Abstract

Tayeb Salih, a prominent British author of Arabic language and origin is regarded as a pioneer who carved an identity of African-Arab literature globally. Salih acclaimed in one of his interviews in the Arabic press that he attempted to reshape the East and West relationship conceived by the world. He stated that the West romanticizes the idea of the East-West interaction merely as an emotion whereas it is an unresolved conflict that leads a trauma related to loss of identity, belongingness, and existentialism (Salih, 1929). Denys Johnson-Davies, an accredited translator, credited with making Arabic literature accessible to readers of the English language, who also translated Salih’s Season of Migration to the North (1966) regards the author and this literary piece as an intelligent work on East-West conflict produced by any Western or non-Western author.

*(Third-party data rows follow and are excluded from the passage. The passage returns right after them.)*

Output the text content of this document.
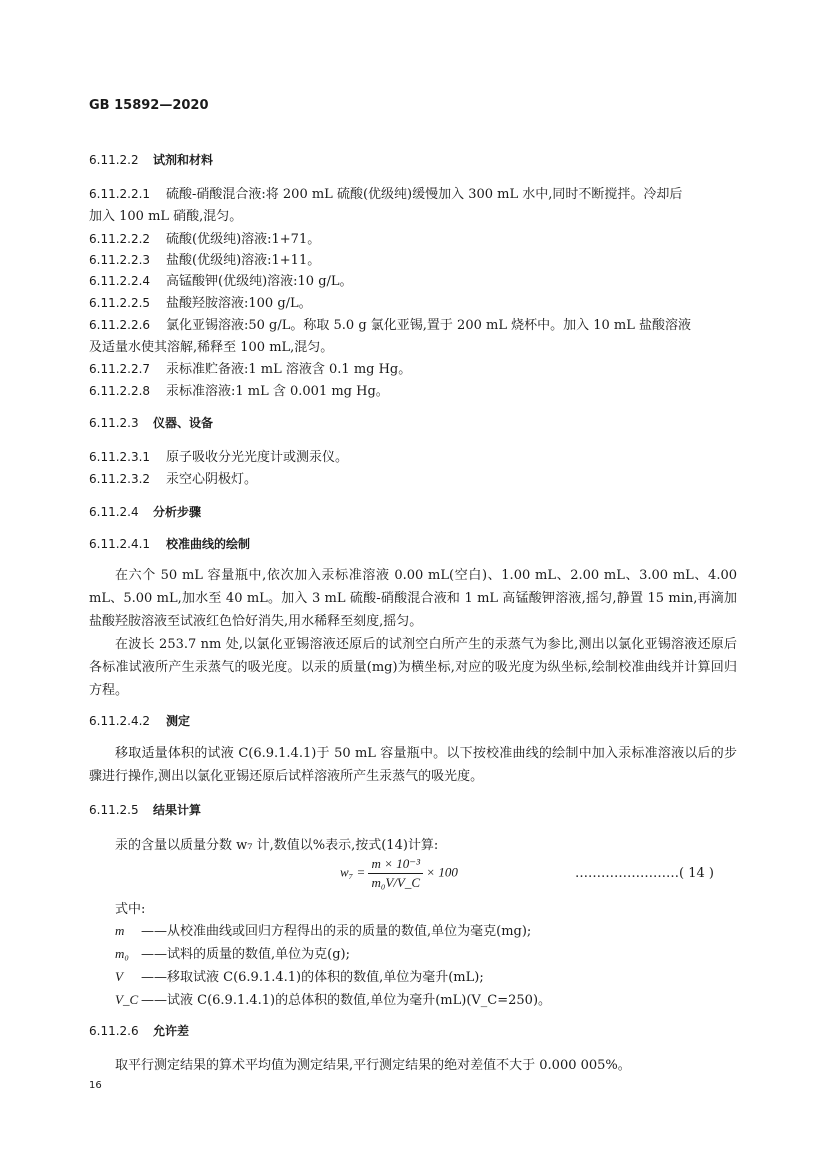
GB 15892—2020
6.11.2.2 试剂和材料
6.11.2.2.1 硫酸-硝酸混合液:将 200 mL 硫酸(优级纯)缓慢加入 300 mL 水中,同时不断搅拌。冷却后
加入 100 mL 硝酸,混匀。
6.11.2.2.2 硫酸(优级纯)溶液:1+71。
6.11.2.2.3 盐酸(优级纯)溶液:1+11。
6.11.2.2.4 高锰酸钾(优级纯)溶液:10 g/L。
6.11.2.2.5 盐酸羟胺溶液:100 g/L。
6.11.2.2.6 氯化亚锡溶液:50 g/L。称取 5.0 g 氯化亚锡,置于 200 mL 烧杯中。加入 10 mL 盐酸溶液
及适量水使其溶解,稀释至 100 mL,混匀。
6.11.2.2.7 汞标准贮备液:1 mL 溶液含 0.1 mg Hg。
6.11.2.2.8 汞标准溶液:1 mL 含 0.001 mg Hg。
6.11.2.3 仪器、设备
6.11.2.3.1 原子吸收分光光度计或测汞仪。
6.11.2.3.2 汞空心阴极灯。
6.11.2.4 分析步骤
6.11.2.4.1 校准曲线的绘制
在六个 50 mL 容量瓶中,依次加入汞标准溶液 0.00 mL(空白)、1.00 mL、2.00 mL、3.00 mL、4.00 mL、5.00 mL,加水至 40 mL。加入 3 mL 硫酸-硝酸混合液和 1 mL 高锰酸钾溶液,摇匀,静置 15 min,再滴加盐酸羟胺溶液至试液红色恰好消失,用水稀释至刻度,摇匀。
在波长 253.7 nm 处,以氯化亚锡溶液还原后的试剂空白所产生的汞蒸气为参比,测出以氯化亚锡溶液还原后各标准试液所产生汞蒸气的吸光度。以汞的质量(mg)为横坐标,对应的吸光度为纵坐标,绘制校准曲线并计算回归方程。
6.11.2.4.2 测定
移取适量体积的试液 C(6.9.1.4.1)于 50 mL 容量瓶中。以下按校准曲线的绘制中加入汞标准溶液以后的步骤进行操作,测出以氯化亚锡还原后试样溶液所产生汞蒸气的吸光度。
6.11.2.5 结果计算
汞的含量以质量分数 w₇ 计,数值以%表示,按式(14)计算:
$w_7 = \frac{\text{m × 10⁻³}}{\text{m₀V/V\_C}} \times 100$	……………………( 14 )
式中:
m ——从校准曲线或回归方程得出的汞的质量的数值,单位为毫克(mg);
m₀ ——试料的质量的数值,单位为克(g);
V ——移取试液 C(6.9.1.4.1)的体积的数值,单位为毫升(mL);
V_C ——试液 C(6.9.1.4.1)的总体积的数值,单位为毫升(mL)(V_C=250)。
6.11.2.6 允许差
取平行测定结果的算术平均值为测定结果,平行测定结果的绝对差值不大于 0.000 005%。
16
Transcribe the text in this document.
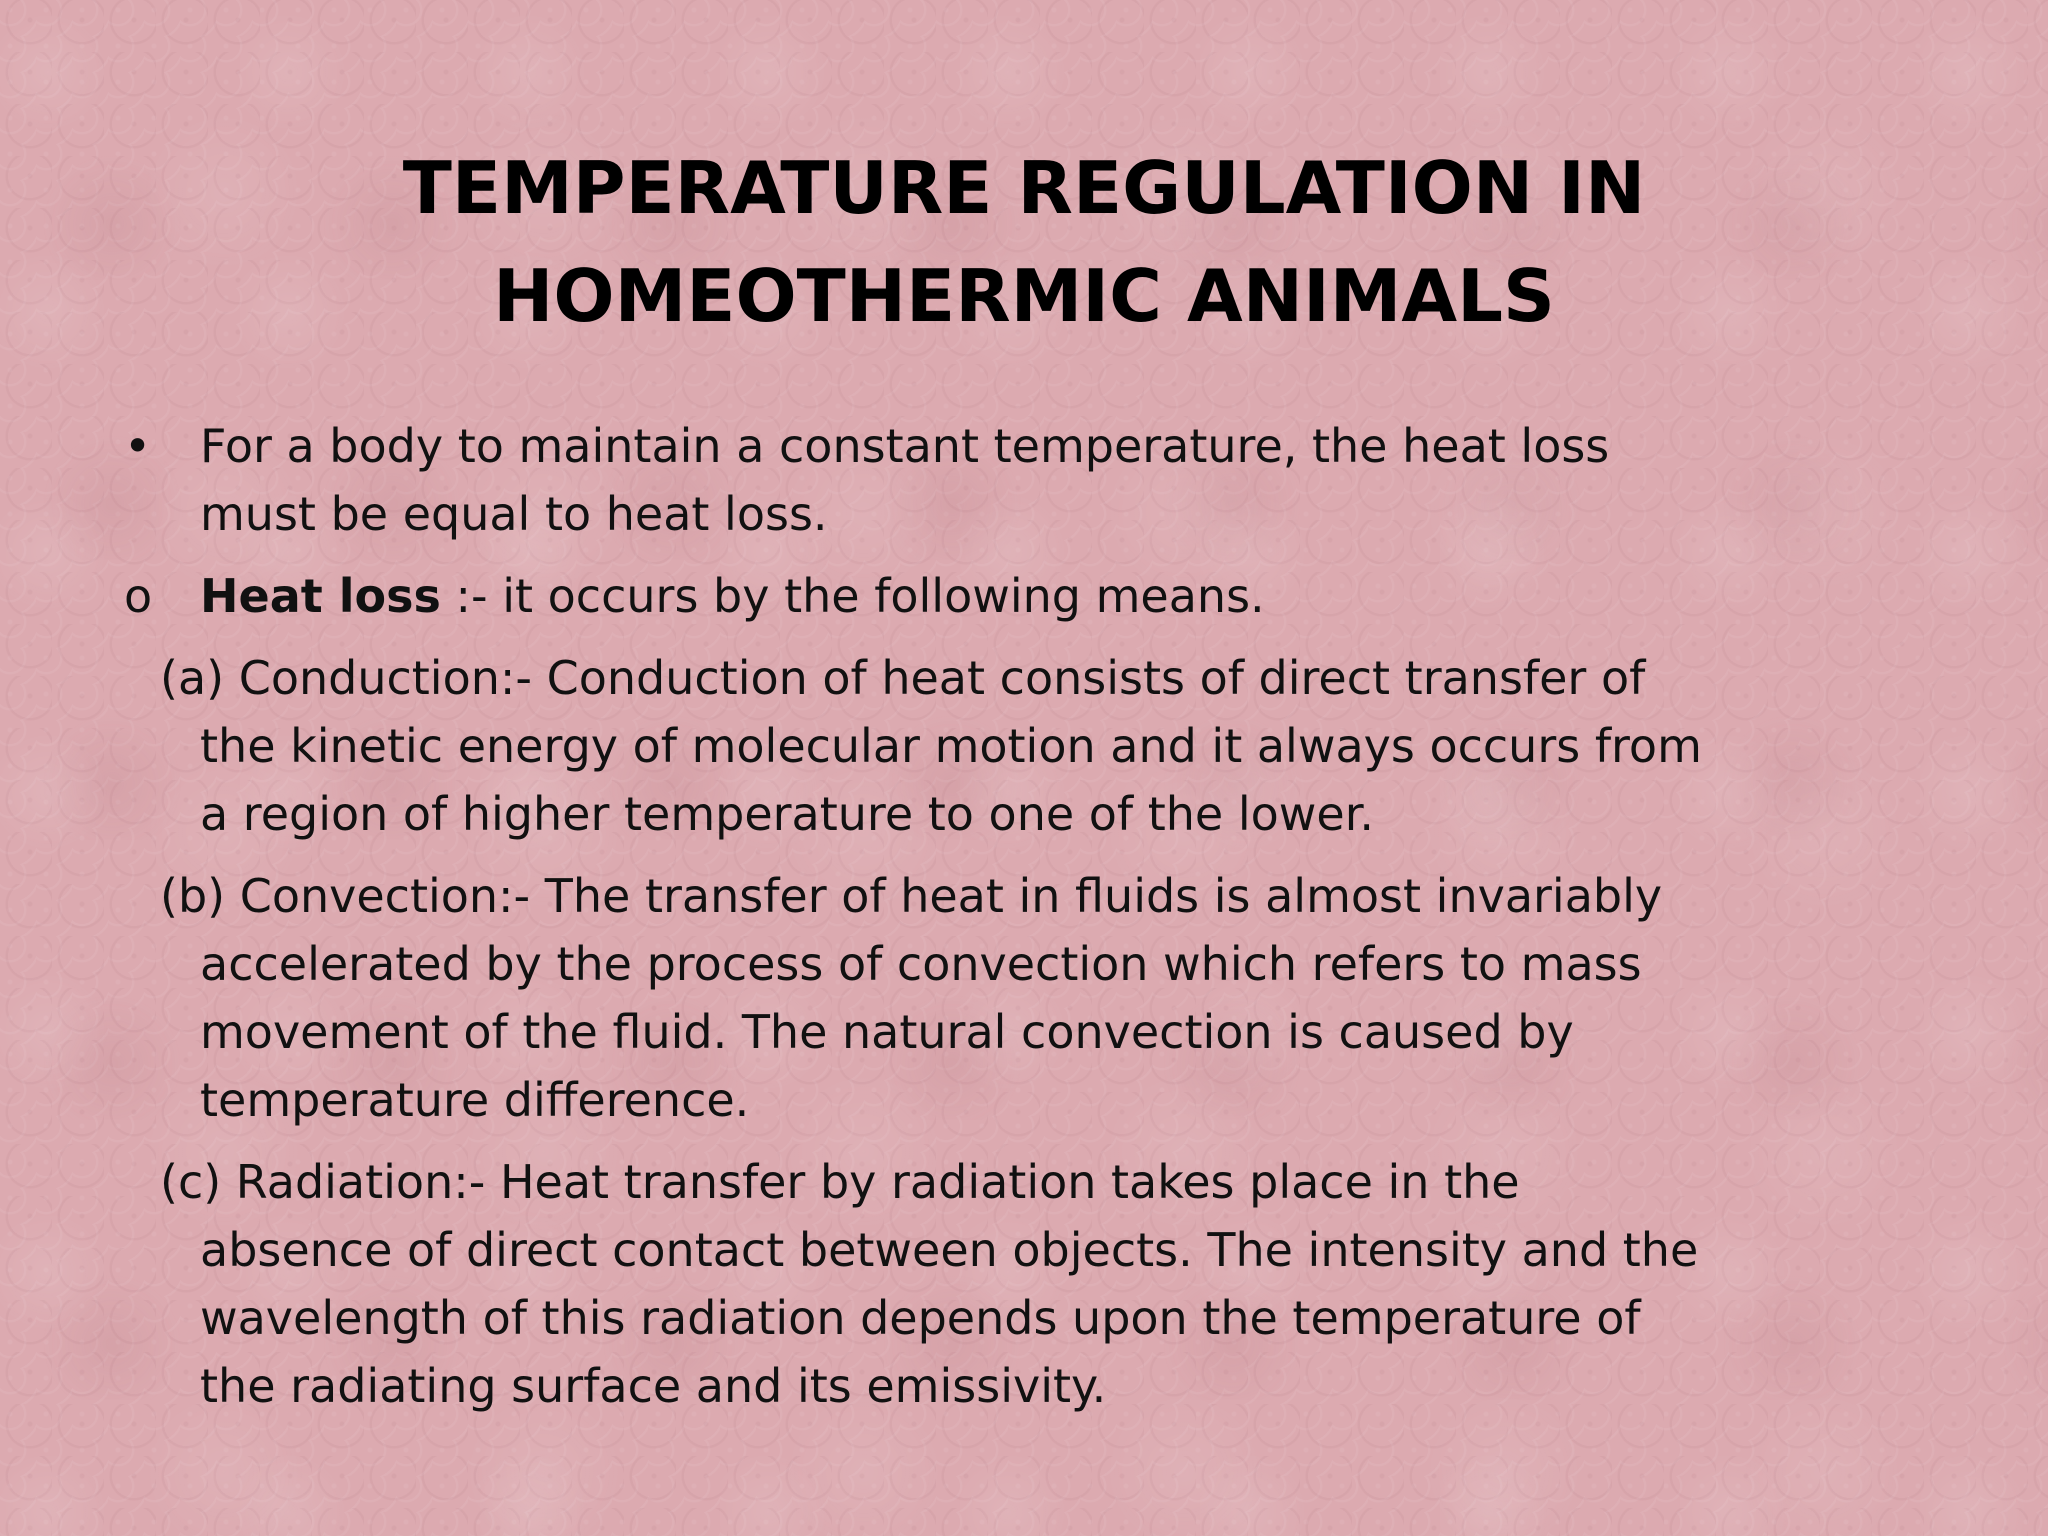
TEMPERATURE REGULATION IN
HOMEOTHERMIC ANIMALS
•	For a body to maintain a constant temperature, the heat loss must be equal to heat loss.
o	Heat loss :- it occurs by the following means.
(a) Conduction:- Conduction of heat consists of direct transfer of the kinetic energy of molecular motion and it always occurs from a region of higher temperature to one of the lower.
(b) Convection:- The transfer of heat in fluids is almost invariably accelerated by the process of convection which refers to mass movement of the fluid. The natural convection is caused by temperature difference.
(c) Radiation:- Heat transfer by radiation takes place in the absence of direct contact between objects. The intensity and the wavelength of this radiation depends upon the temperature of the radiating surface and its emissivity.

Season of Migration to the North provides a tapestry of events, multi-layered interpretations, traumatic outbreaks, struggles to identify with the world and finally succumbing to the pain. It is not a simple story of physical migration and the life of an African on the European land. It is an embodiment of an emotional, spiritual, religious, and mental search for belongingness. This present research is an attempt to capture the journey of the protagonist Mustafa Saeed and his life from his birth as a slave in the then colony of Britain, Sudan to his migration to Britain as a free individual. The rollercoaster of events that shape him and his destiny. Did he manage to break the clutches of his birth and slavery? Did he attain freedom from his belongingness to a British colony? Did he get peace to fly away from his roots is what makes this novel an extremely viable research material. The authors attempt to explore the psychological trauma and translate the author’s search for belongingness and understand the East-West relationship from his perspective.